As I was meditating in Atlanta’s famous Oakland Cemetery this morning (a favorite meditation spot of mine), I began thinking about the unfortunate reality of business leaders who hang on to the “DEAD” for far too long.  When faced with under-performance, they try fervently to resurrect qualities that may have never been present in particular staff members to begin with! 

Staffing decisions and work ethic often serve as a prime example of this behavior.  Every company has workers who qualify as "dead weight."  Sometimes these workers lack necessary skills and retraining is too costly, other times a shift in the corporate landscape has made a position irrelevant or redundant.  The unfortunate part is many leaders continue to carry this dead weight and end up hurting the company and the other employees in the process.

Why is this?  Why do you hold on to them so long?  We like to tell ourselves things like, “no one else knows that position”, or “at least he's a warm body”, or “well, she is doing some work,” and so on.  But the truth is, firing is emotional.  We make up loads of excuses to avoid the emotional part of doing what’s good for the company and ultimately, what's best for the people involved.

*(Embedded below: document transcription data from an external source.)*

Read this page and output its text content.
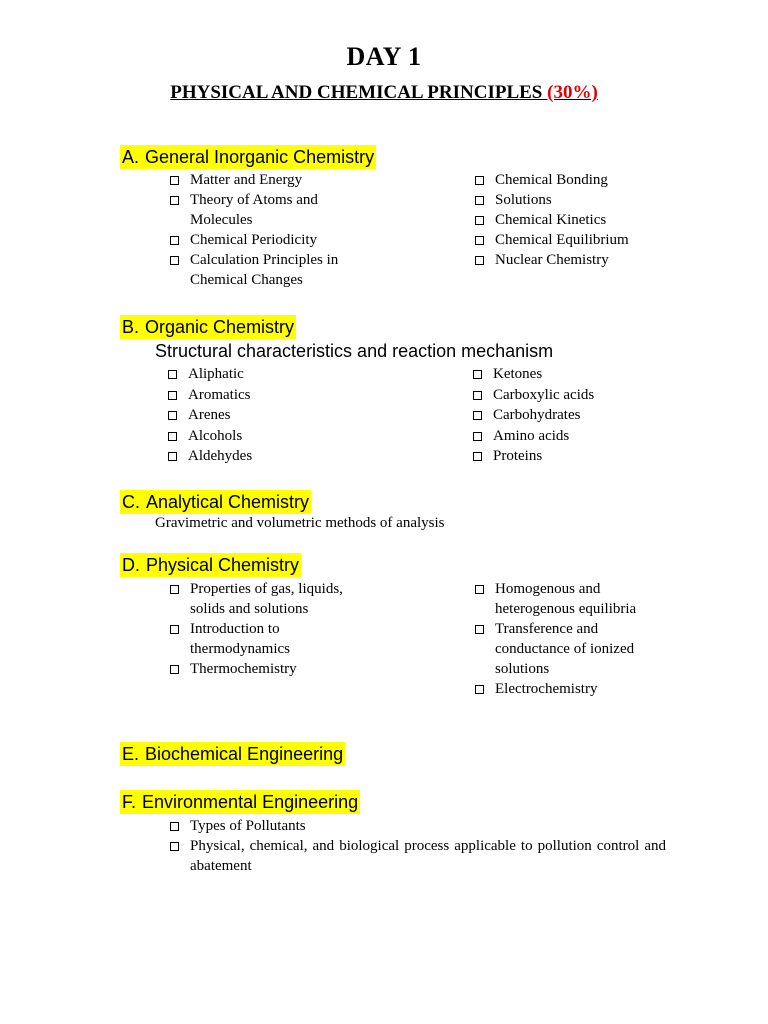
DAY 1
PHYSICAL AND CHEMICAL PRINCIPLES (30%)
A. General Inorganic Chemistry
Matter and Energy
Theory of Atoms and Molecules
Chemical Periodicity
Calculation Principles in Chemical Changes
Chemical Bonding
Solutions
Chemical Kinetics
Chemical Equilibrium
Nuclear Chemistry
B. Organic Chemistry
Structural characteristics and reaction mechanism
Aliphatic
Aromatics
Arenes
Alcohols
Aldehydes
Ketones
Carboxylic acids
Carbohydrates
Amino acids
Proteins
C. Analytical Chemistry
Gravimetric and volumetric methods of analysis
D. Physical Chemistry
Properties of gas, liquids, solids and solutions
Introduction to thermodynamics
Thermochemistry
Homogenous and heterogenous equilibria
Transference and conductance of ionized solutions
Electrochemistry
E. Biochemical Engineering
F. Environmental Engineering
Types of Pollutants
Physical, chemical, and biological process applicable to pollution control and abatement
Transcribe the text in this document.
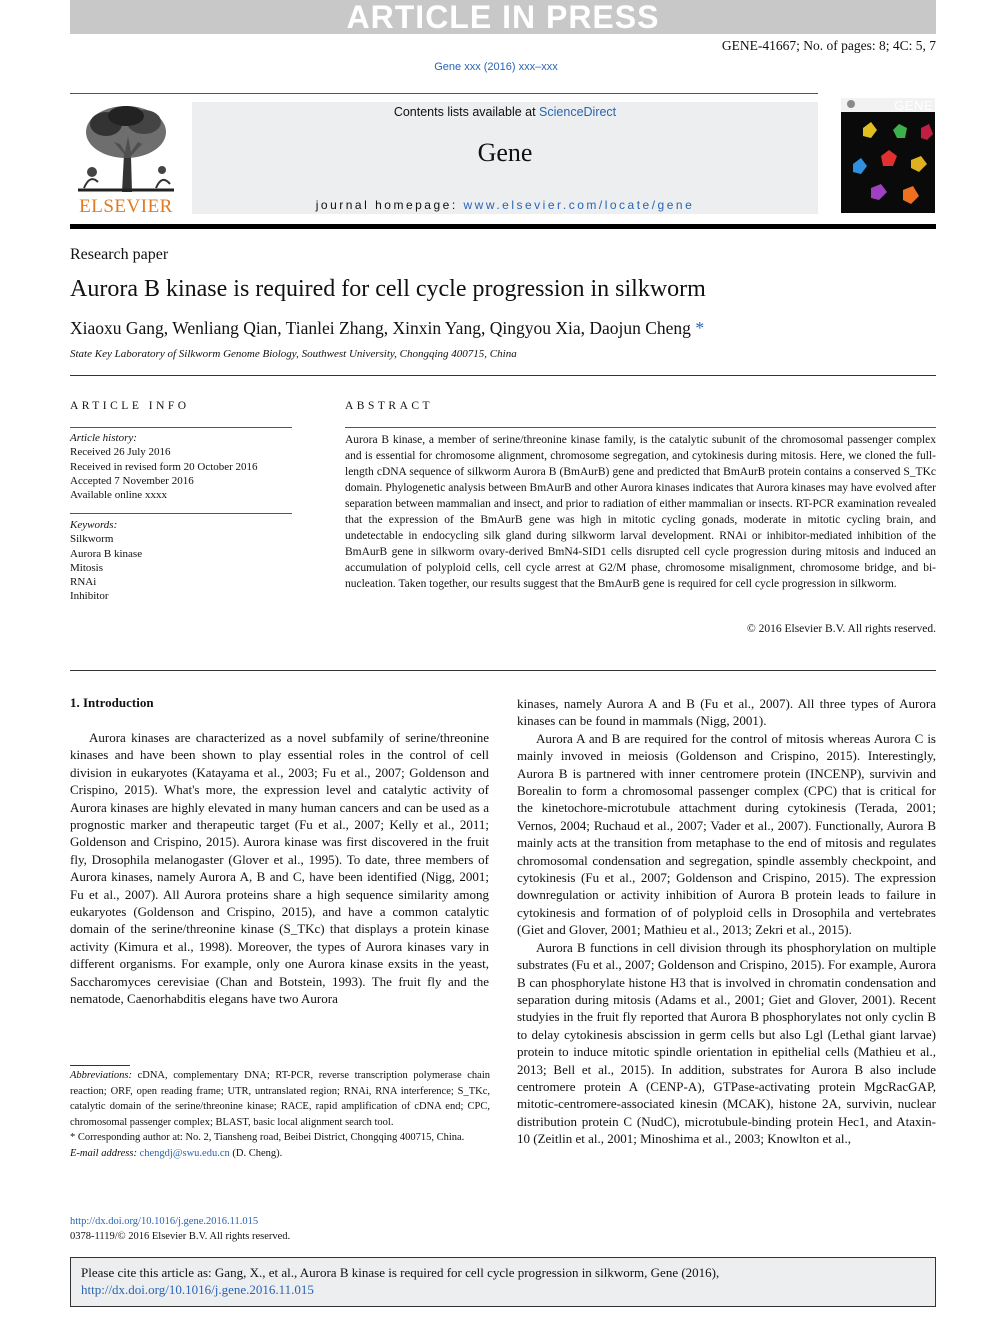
ARTICLE IN PRESS
GENE-41667; No. of pages: 8; 4C: 5, 7
Gene xxx (2016) xxx–xxx
ELSEVIER
Contents lists available at ScienceDirect
Gene
journal homepage: www.elsevier.com/locate/gene
GENE
Research paper
Aurora B kinase is required for cell cycle progression in silkworm
Xiaoxu Gang, Wenliang Qian, Tianlei Zhang, Xinxin Yang, Qingyou Xia, Daojun Cheng *
State Key Laboratory of Silkworm Genome Biology, Southwest University, Chongqing 400715, China
ARTICLE INFO
Article history:
Received 26 July 2016
Received in revised form 20 October 2016
Accepted 7 November 2016
Available online xxxx
Keywords:
Silkworm
Aurora B kinase
Mitosis
RNAi
Inhibitor
ABSTRACT

Aurora B kinase, a member of serine/threonine kinase family, is the catalytic subunit of the chromosomal passenger complex and is essential for chromosome alignment, chromosome segregation, and cytokinesis during mitosis. Here, we cloned the full-length cDNA sequence of silkworm Aurora B (BmAurB) gene and predicted that BmAurB protein contains a conserved S_TKc domain. Phylogenetic analysis between BmAurB and other Aurora kinases indicates that Aurora kinases may have evolved after separation between mammalian and insect, and prior to radiation of either mammalian or insects. RT-PCR examination revealed that the expression of the BmAurB gene was high in mitotic cycling gonads, moderate in mitotic cycling brain, and undetectable in endocycling silk gland during silkworm larval development. RNAi or inhibitor-mediated inhibition of the BmAurB gene in silkworm ovary-derived BmN4-SID1 cells disrupted cell cycle progression during mitosis and induced an accumulation of polyploid cells, cell cycle arrest at G2/M phase, chromosome misalignment, chromosome bridge, and bi-nucleation. Taken together, our results suggest that the BmAurB gene is required for cell cycle progression in silkworm.

© 2016 Elsevier B.V. All rights reserved.
1. Introduction

Aurora kinases are characterized as a novel subfamily of serine/threonine kinases and have been shown to play essential roles in the control of cell division in eukaryotes (Katayama et al., 2003; Fu et al., 2007; Goldenson and Crispino, 2015). What's more, the expression level and catalytic activity of Aurora kinases are highly elevated in many human cancers and can be used as a prognostic marker and therapeutic target (Fu et al., 2007; Kelly et al., 2011; Goldenson and Crispino, 2015). Aurora kinase was first discovered in the fruit fly, Drosophila melanogaster (Glover et al., 1995). To date, three members of Aurora kinases, namely Aurora A, B and C, have been identified (Nigg, 2001; Fu et al., 2007). All Aurora proteins share a high sequence similarity among eukaryotes (Goldenson and Crispino, 2015), and have a common catalytic domain of the serine/threonine kinase (S_TKc) that displays a protein kinase activity (Kimura et al., 1998). Moreover, the types of Aurora kinases vary in different organisms. For example, only one Aurora kinase exsits in the yeast, Saccharomyces cerevisiae (Chan and Botstein, 1993). The fruit fly and the nematode, Caenorhabditis elegans have two Aurora

kinases, namely Aurora A and B (Fu et al., 2007). All three types of Aurora kinases can be found in mammals (Nigg, 2001).

Aurora A and B are required for the control of mitosis whereas Aurora C is mainly invoved in meiosis (Goldenson and Crispino, 2015). Interestingly, Aurora B is partnered with inner centromere protein (INCENP), survivin and Borealin to form a chromosomal passenger complex (CPC) that is critical for the kinetochore-microtubule attachment during cytokinesis (Terada, 2001; Vernos, 2004; Ruchaud et al., 2007; Vader et al., 2007). Functionally, Aurora B mainly acts at the transition from metaphase to the end of mitosis and regulates chromosomal condensation and segregation, spindle assembly checkpoint, and cytokinesis (Fu et al., 2007; Goldenson and Crispino, 2015). The expression downregulation or activity inhibition of Aurora B protein leads to failure in cytokinesis and formation of of polyploid cells in Drosophila and vertebrates (Giet and Glover, 2001; Mathieu et al., 2013; Zekri et al., 2015).

Aurora B functions in cell division through its phosphorylation on multiple substrates (Fu et al., 2007; Goldenson and Crispino, 2015). For example, Aurora B can phosphorylate histone H3 that is involved in chromatin condensation and separation during mitosis (Adams et al., 2001; Giet and Glover, 2001). Recent studyies in the fruit fly reported that Aurora B phosphorylates not only cyclin B to delay cytokinesis abscission in germ cells but also Lgl (Lethal giant larvae) protein to induce mitotic spindle orientation in epithelial cells (Mathieu et al., 2013; Bell et al., 2015). In addition, substrates for Aurora B also include centromere protein A (CENP-A), GTPase-activating protein MgcRacGAP, mitotic-centromere-associated kinesin (MCAK), histone 2A, survivin, nuclear distribution protein C (NudC), microtubule-binding protein Hec1, and Ataxin-10 (Zeitlin et al., 2001; Minoshima et al., 2003; Knowlton et al.,

Abbreviations: cDNA, complementary DNA; RT-PCR, reverse transcription polymerase chain reaction; ORF, open reading frame; UTR, untranslated region; RNAi, RNA interference; S_TKc, catalytic domain of the serine/threonine kinase; RACE, rapid amplification of cDNA end; CPC, chromosomal passenger complex; BLAST, basic local alignment search tool.

* Corresponding author at: No. 2, Tiansheng road, Beibei District, Chongqing 400715, China.

E-mail address: chengdj@swu.edu.cn (D. Cheng).

http://dx.doi.org/10.1016/j.gene.2016.11.015
0378-1119/© 2016 Elsevier B.V. All rights reserved.
Please cite this article as: Gang, X., et al., Aurora B kinase is required for cell cycle progression in silkworm, Gene (2016), http://dx.doi.org/10.1016/j.gene.2016.11.015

Problems I’ve seen resulting from holding on to dead too long.
1.  Wasted resources. You or other staff members are spending valuable time, energy, and resources lamenting challenges that have resulted from dead weight staff.  Try this: recalculate each salaried staff position, including yours, into an hourly rate.  How many hours (and therefore dollars) do you and your staff spend dealing with, cleaning up after, or worrying about the dead weight?  It becomes costly very quickly.

2. Distracted staff.  If others are distracted and annoyed or frustrated with the dead weight, they are NOT being creative or effective... more money down the tubes.

3. Lack of motivation.  Often staff becomes disloyal when they can clearly see that dead weight staff needs to be eliminated.  This is a HUGE profit thief.  Anything from stealing Post-its to surfing the net for hours a day negatively impacts the office atmosphere.  Your business will suffer if your team gets the idea that they no longer need to work hard because the dead weight worker never faces consequences for being a crappy employee.

Take Action! Ask yourself the following key questions:
Take stock of your staff.  Which one, two or three people drain your energy the most?  Who else are these energy thieves distracting?  Have you added any rules, policies or other bureaucracy in an attempt to control an employee?  

Listen, you don’t always have to fire the dead, sometimes they simply need systems to support them or perhaps a different position within the company.  Be creative first, fire second.  Either way, get rid of the dead weight, before the cancer spreads anymore!